1. Field of the Invention
The present invention relates to an aluminum nitride powder to be used for the production of aluminum nitride sintered body.
2. Description of the Prior Art
The surfaces of the particles of an aluminum nitride powder have heretofore been composed of aluminum oxide boehmite (AlOOH) and/or aluminum hydroxide (Ai(OH).sub.3) formed by the reaction with the moisture in the air. In the case of the powder produced by the reductive nitriding method in which decarbonizing is effected in an atmosphere containing oxygen gas in order to remove excess carbon at the time of production, the surfaces of the particles have been composed of an aluminum oxide (Al.sub.2 O.sub.3) formed in the decarbonizing step. A number of cracks has been caused on the surface layer thereof due to the difference in thermal expansion coefficient between aluminum nitride and aluminum oxide, boehmite and/or aluminum hydroxide, or due to milling of the aluminum nitride powder.

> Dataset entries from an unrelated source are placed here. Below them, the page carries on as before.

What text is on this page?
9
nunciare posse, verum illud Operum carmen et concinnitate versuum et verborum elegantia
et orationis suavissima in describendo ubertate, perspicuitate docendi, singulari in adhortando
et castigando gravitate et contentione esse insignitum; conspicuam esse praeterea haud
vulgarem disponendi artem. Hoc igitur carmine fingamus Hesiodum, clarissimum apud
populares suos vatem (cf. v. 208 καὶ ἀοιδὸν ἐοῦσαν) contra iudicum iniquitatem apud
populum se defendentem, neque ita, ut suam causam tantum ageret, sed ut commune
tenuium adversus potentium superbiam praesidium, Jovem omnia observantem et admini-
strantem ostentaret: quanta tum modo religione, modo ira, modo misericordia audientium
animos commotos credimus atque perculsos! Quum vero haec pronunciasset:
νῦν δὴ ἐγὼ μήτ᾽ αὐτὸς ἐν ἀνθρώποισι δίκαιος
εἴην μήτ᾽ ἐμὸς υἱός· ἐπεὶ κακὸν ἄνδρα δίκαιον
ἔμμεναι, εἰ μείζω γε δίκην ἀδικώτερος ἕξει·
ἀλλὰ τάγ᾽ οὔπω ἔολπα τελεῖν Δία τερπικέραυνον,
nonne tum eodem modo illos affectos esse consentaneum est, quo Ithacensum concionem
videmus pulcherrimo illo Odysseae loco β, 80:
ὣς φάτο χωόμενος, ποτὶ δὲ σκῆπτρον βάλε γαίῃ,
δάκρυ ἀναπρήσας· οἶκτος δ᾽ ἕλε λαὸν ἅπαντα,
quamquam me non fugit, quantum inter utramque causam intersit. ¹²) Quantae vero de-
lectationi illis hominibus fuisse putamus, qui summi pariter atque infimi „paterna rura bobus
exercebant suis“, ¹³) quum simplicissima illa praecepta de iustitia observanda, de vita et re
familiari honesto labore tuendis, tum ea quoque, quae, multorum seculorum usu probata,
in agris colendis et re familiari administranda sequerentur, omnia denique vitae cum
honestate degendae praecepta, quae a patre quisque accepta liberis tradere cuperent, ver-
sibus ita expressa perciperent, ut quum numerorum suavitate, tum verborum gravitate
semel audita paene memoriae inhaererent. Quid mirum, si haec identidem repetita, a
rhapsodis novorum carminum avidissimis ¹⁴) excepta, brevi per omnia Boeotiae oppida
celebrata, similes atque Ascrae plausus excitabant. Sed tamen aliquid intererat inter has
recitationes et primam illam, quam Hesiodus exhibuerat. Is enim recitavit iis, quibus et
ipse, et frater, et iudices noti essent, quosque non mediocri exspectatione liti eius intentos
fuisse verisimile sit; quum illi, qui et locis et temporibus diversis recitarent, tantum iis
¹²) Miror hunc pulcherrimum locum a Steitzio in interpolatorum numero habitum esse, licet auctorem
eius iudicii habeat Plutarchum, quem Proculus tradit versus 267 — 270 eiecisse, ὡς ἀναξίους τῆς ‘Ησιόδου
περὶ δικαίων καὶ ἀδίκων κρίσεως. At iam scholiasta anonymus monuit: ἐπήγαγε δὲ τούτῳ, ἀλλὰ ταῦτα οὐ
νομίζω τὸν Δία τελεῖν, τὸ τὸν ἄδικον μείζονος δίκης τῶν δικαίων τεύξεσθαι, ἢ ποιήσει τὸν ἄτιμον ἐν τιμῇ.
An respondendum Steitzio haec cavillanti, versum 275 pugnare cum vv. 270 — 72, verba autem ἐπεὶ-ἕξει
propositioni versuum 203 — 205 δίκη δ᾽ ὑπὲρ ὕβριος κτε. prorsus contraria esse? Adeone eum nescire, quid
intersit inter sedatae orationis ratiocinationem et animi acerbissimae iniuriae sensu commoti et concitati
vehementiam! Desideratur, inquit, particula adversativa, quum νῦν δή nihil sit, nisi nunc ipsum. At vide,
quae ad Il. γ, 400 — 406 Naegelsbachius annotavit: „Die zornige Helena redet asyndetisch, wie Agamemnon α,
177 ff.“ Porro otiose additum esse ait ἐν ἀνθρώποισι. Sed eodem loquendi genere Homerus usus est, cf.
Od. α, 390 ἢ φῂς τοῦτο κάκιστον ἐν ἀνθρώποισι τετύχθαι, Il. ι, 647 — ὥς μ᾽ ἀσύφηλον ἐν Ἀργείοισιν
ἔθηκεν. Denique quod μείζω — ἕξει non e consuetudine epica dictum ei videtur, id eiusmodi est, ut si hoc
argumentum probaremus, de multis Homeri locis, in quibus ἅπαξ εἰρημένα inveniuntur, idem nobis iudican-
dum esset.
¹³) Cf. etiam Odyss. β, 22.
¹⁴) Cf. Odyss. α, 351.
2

Accordingly, with regard to the conventional aluminum nitride powder, there has been observed a phenomenon that reaction takes place between the oxygen in the surface layer, which is composed of aluminum oxide, boehmite and/or aluminum hydroxide, and the aluminum nitride inside the particles due to the heating accompanying sintering, causing an increase in the amount of oxygen in solid solution inside aluminum nitride crystals and an a decrease in the amount of oxygen in the surface layer at the same time. As a result, the conventional aluminum nitride has brought about the problems that the resultant aluminum nitride sintered body is lowered in thermal conductivity and changed in color tone, and pores are formed in the grain boundary region by the decrease in a liquid phase amount and nonuniform distribution thereof which accompany the decrease in the amount of oxygen in the surface layer.
An aluminum nitride powder reduced in oxygen content to attain a high thermal conductivity has problems that the thickness and distribution of the surface layer are made nonuniform and, therefore, when the powder is allowed to stand at room temperature in the atmosphere, moisture and oxygen in the atmosphere penetrate through the microcracks at the time of heating or with the elapse of time, thus causing an increase in the amount of oxygen and finally an increase in the amount of oxygen in solid solution inside the grains of aluminum nitride (AlN).